时间:2021-08-25 08:12:47  作者:乙醇烧
  看着被自己翻出来的狼藉,柯米尔一屁股坐上去,他把手里的衣服甩到边上,气馁:好端端的,突然提雄虫干什么?
  吓了他一跳。
  柯米尔埋怨着恩。对于另外一个使他心思慌乱、并也将持续慌乱的雄虫,丝毫不愿意埋怨,或者说,没有一丁点责怪意思。
  双标大抵就是这番模样了。
 
 
第7章 
  柯米尔在收起来的柜子中找到了需要的礼服,把它们放在了一旁,然后等着养父回来。
  接下来,柯米尔一连吃了两天的青椒宴,第二天傍晚,柯米尔从里面走出来,看见养父在桌上摆的青椒,脸都绿了。
  “怎么又是这个?”柯米尔道。
  他想出来最后拿点零食,结果只有青椒。
  养父面无表情,啃着家里最后一个苹果,道:“什么时候回?”
  “可能……晚上吧,要是回不来,我就直接住在那,”柯米尔对着青椒绕行了一圈,实在受不了,他拿过一旁的盘子,把那几个倒扣上,看不见了,这才满足。
  “对了,把你新终端号给我,”养父对柯米尔道。
  “啊?”柯米尔一边疑惑,一边把号码发给他,“怎么忽然想起来要了?”
  终端号是新换的,但一直加了网络好友,养父偶尔有什么事情,也爱在上面通知他,柯米尔换了新终端,养父一直也没提起。
  “我和几个老朋友见了面,说像你这么大的,早该成婚了,还单着,我就加了他们给的群,都你们学校出来的,回头,底下办相亲,你也一起去看看。”
  柯米尔噤声,他按住了养父正要把他往群里拉的手,道:“这个……哈哈,我看还是不用了。”
  “不用什么不用!”养父瞪他,“你难道当了兵,就不学好,还学别虫,不嫁了?”
  养父家庭观念一直很重,要不是早年意外失去了生育能力,又加上对柯米尔看对了眼,也不至于到现在还是孑然一身。
  “你不是还和王叔有约吗?”
  柯米尔连忙祸水东引。
  “我告诉你,别来这招,”养父敲柯米尔,他还要再说什么,门外响声已经起来,柯米尔连忙往外溜,道:“我先走了,诚接我来了。”
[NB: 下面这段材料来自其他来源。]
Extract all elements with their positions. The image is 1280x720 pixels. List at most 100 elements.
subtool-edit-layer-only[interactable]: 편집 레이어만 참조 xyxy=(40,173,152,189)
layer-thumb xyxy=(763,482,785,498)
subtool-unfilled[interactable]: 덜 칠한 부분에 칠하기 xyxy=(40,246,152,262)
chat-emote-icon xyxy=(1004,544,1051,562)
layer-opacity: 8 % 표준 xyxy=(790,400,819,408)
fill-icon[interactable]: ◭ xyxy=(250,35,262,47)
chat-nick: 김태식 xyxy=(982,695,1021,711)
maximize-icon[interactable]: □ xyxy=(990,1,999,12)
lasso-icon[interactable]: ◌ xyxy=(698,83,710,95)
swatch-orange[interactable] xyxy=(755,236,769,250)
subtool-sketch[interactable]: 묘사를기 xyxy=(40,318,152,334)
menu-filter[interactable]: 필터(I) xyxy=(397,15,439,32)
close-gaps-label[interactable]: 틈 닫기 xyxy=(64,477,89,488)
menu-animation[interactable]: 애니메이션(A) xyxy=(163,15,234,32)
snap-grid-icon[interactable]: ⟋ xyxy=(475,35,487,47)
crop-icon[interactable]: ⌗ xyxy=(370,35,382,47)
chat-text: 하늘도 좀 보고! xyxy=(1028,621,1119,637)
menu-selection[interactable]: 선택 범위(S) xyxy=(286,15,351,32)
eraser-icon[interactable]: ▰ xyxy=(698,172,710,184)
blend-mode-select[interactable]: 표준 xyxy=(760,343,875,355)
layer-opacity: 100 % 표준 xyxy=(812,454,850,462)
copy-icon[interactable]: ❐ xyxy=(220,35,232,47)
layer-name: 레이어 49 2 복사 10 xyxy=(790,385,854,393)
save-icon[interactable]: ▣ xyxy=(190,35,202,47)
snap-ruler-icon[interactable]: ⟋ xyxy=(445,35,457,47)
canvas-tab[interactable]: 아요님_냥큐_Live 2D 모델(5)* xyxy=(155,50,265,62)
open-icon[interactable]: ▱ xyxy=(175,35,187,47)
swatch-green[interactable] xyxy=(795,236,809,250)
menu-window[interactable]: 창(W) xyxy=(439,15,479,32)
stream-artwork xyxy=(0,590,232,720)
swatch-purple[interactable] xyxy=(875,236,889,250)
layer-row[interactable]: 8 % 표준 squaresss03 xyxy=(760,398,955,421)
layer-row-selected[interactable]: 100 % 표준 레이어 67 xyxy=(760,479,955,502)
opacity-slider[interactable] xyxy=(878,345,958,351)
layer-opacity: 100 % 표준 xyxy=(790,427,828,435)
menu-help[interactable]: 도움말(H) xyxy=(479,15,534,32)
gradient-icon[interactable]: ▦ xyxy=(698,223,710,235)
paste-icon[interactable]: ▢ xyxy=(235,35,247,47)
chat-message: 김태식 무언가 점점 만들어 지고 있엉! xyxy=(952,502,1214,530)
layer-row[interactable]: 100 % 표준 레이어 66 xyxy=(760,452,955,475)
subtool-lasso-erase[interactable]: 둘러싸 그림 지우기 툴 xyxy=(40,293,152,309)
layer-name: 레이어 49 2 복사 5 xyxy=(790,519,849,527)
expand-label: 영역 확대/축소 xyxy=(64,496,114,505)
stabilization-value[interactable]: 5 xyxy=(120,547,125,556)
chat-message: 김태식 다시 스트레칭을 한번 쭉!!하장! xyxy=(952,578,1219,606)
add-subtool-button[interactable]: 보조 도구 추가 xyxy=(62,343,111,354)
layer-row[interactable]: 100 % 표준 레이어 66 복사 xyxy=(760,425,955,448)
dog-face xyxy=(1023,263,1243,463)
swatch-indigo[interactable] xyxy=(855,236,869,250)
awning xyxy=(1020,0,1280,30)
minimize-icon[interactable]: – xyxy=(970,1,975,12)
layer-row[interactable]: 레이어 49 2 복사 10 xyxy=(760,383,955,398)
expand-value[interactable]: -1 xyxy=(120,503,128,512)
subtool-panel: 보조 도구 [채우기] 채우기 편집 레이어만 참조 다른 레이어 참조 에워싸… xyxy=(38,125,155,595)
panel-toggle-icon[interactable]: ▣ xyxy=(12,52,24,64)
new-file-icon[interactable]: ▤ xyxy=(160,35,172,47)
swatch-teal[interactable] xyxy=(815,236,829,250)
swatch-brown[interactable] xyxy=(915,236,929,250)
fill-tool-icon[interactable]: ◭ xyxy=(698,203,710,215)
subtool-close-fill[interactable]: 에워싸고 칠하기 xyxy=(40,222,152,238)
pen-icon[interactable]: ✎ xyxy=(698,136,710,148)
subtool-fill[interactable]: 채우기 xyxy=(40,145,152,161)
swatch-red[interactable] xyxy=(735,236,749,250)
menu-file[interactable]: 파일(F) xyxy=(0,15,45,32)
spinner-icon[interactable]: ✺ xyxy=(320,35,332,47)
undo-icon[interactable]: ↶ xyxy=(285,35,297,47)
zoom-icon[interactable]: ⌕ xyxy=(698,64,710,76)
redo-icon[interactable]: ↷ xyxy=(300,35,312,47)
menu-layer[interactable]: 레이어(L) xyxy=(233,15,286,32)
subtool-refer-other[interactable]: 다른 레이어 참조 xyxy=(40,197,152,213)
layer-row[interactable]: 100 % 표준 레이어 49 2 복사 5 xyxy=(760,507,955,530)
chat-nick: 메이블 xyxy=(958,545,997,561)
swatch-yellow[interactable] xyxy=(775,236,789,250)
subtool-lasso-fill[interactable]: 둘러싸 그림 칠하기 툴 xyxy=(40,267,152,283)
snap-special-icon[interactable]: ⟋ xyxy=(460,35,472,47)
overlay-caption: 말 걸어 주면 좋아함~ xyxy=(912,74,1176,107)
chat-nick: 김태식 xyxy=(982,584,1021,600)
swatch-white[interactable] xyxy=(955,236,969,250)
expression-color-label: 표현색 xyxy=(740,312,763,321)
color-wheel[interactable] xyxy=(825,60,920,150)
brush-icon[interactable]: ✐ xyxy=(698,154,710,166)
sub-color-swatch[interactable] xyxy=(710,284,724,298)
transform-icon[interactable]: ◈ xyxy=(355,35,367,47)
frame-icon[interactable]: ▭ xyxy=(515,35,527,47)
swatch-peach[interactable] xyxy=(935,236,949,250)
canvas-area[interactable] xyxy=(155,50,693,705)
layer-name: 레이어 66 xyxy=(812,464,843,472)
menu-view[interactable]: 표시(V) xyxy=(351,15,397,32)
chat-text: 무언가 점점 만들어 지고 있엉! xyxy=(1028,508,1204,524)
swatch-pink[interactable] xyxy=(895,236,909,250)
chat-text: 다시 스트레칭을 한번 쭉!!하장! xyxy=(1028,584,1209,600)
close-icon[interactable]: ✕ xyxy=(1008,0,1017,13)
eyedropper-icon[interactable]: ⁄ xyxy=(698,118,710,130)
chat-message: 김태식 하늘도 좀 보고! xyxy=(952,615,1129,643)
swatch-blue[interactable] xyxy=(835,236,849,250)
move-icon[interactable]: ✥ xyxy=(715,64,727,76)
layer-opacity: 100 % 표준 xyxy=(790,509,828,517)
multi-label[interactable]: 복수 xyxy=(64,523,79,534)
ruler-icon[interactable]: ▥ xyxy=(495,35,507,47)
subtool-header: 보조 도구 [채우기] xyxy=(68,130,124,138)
  “……”养父看着柯米尔忙着往外逃,忍不住,骂了他一句。
  拉着诚,一股脑地往外跑,柯米尔坐上了诚的车,诚还在外面,撑着膝盖喘。
  柯米尔面色如常,说:“快上来,走吧。”
  诚有车,柯米尔没有,要去的酒会距离他家比较远,柯米尔也只能麻烦诚。
  诚一边注意路况,一边和柯米尔聊,道:“你叔叔也逼你加那什么群?”
  柯米尔点头,烦躁:“他们不能忙点别的事?忙忙约会也好。”
  “忙约会哪有数落孩子来得痛快?”诚笑道。
  “对了,你和陆……那个雄虫的事,不打算和你养父说?”
  “什么事?”柯米尔极其淡漠。
  冷淡得像凝结出一股霜。
  “你,陆承乾,拜托,别拿眼神看我,你们俩的气氛,明眼的都能看出来。还死对头,”他轻轻啧了一声,道;“也就那些家伙,眼睛瞎了,还当你们是十年前的样儿。”
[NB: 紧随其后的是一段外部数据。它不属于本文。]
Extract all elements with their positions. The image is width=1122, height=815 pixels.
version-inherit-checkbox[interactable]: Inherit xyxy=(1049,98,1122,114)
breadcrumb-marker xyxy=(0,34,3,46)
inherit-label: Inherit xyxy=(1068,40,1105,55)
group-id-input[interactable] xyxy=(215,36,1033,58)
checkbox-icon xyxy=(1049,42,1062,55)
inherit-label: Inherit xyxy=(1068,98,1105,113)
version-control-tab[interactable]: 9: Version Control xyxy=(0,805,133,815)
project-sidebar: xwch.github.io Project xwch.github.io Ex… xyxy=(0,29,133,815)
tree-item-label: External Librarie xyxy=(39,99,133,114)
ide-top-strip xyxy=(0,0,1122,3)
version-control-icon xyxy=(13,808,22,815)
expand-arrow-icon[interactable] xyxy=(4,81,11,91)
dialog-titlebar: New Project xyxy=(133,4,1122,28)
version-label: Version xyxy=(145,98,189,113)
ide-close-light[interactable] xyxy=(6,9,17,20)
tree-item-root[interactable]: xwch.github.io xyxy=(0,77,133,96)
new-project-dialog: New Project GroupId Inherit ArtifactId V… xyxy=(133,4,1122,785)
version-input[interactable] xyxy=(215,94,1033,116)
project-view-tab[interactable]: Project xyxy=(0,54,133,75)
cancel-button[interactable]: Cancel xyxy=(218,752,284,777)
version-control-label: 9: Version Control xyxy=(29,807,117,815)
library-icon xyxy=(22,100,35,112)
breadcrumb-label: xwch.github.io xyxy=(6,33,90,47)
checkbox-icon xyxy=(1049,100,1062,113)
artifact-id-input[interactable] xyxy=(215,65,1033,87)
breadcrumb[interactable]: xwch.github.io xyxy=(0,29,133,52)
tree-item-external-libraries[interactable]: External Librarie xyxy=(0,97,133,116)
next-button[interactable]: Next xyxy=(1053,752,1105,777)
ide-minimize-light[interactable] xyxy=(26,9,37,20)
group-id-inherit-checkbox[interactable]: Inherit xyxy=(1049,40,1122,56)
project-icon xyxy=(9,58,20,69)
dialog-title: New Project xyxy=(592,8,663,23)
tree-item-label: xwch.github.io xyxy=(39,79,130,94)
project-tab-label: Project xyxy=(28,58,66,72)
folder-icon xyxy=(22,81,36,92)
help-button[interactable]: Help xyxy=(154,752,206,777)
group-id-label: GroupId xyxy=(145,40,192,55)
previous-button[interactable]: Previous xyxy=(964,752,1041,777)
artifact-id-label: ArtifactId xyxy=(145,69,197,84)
  柯米尔莫名有些烦躁,他捋了一把头发,头发本就短,现在更有些茬茬的。
  “那么明显么。”柯米尔往后靠,道。
  “很容易好不好?你刚回来那天,脖子上那痕迹,不是蚊子咬的吧?”
  诚这句话,更有些调侃的意味了。
  柯米尔觉得一股火在胸前闷着,他没说话,诚当他默认了。
  “你们到哪一步了?什么时候办婚礼?”
  “不会。”柯米尔道。
  “都上床了,”诚道,他纳罕,“怎么就不会?”
  “都没认真。”柯米尔想蒙混过去,但诚不给他机会。
  “不认真?喂,当我三岁?你高中就跟我说过,他很好看吧?大学你去了军校,我不熟悉,但好几次,不也是和他一块?这么多年都没断了联系,突然告诉我你们就是玩玩?”
  诚的话语里浓浓调侃。
  柯米尔捏了捏眉心,他索性摊开来说,“我们,没有可能,”他吸着气,不用抬头,他也知道诚那震惊的眼光。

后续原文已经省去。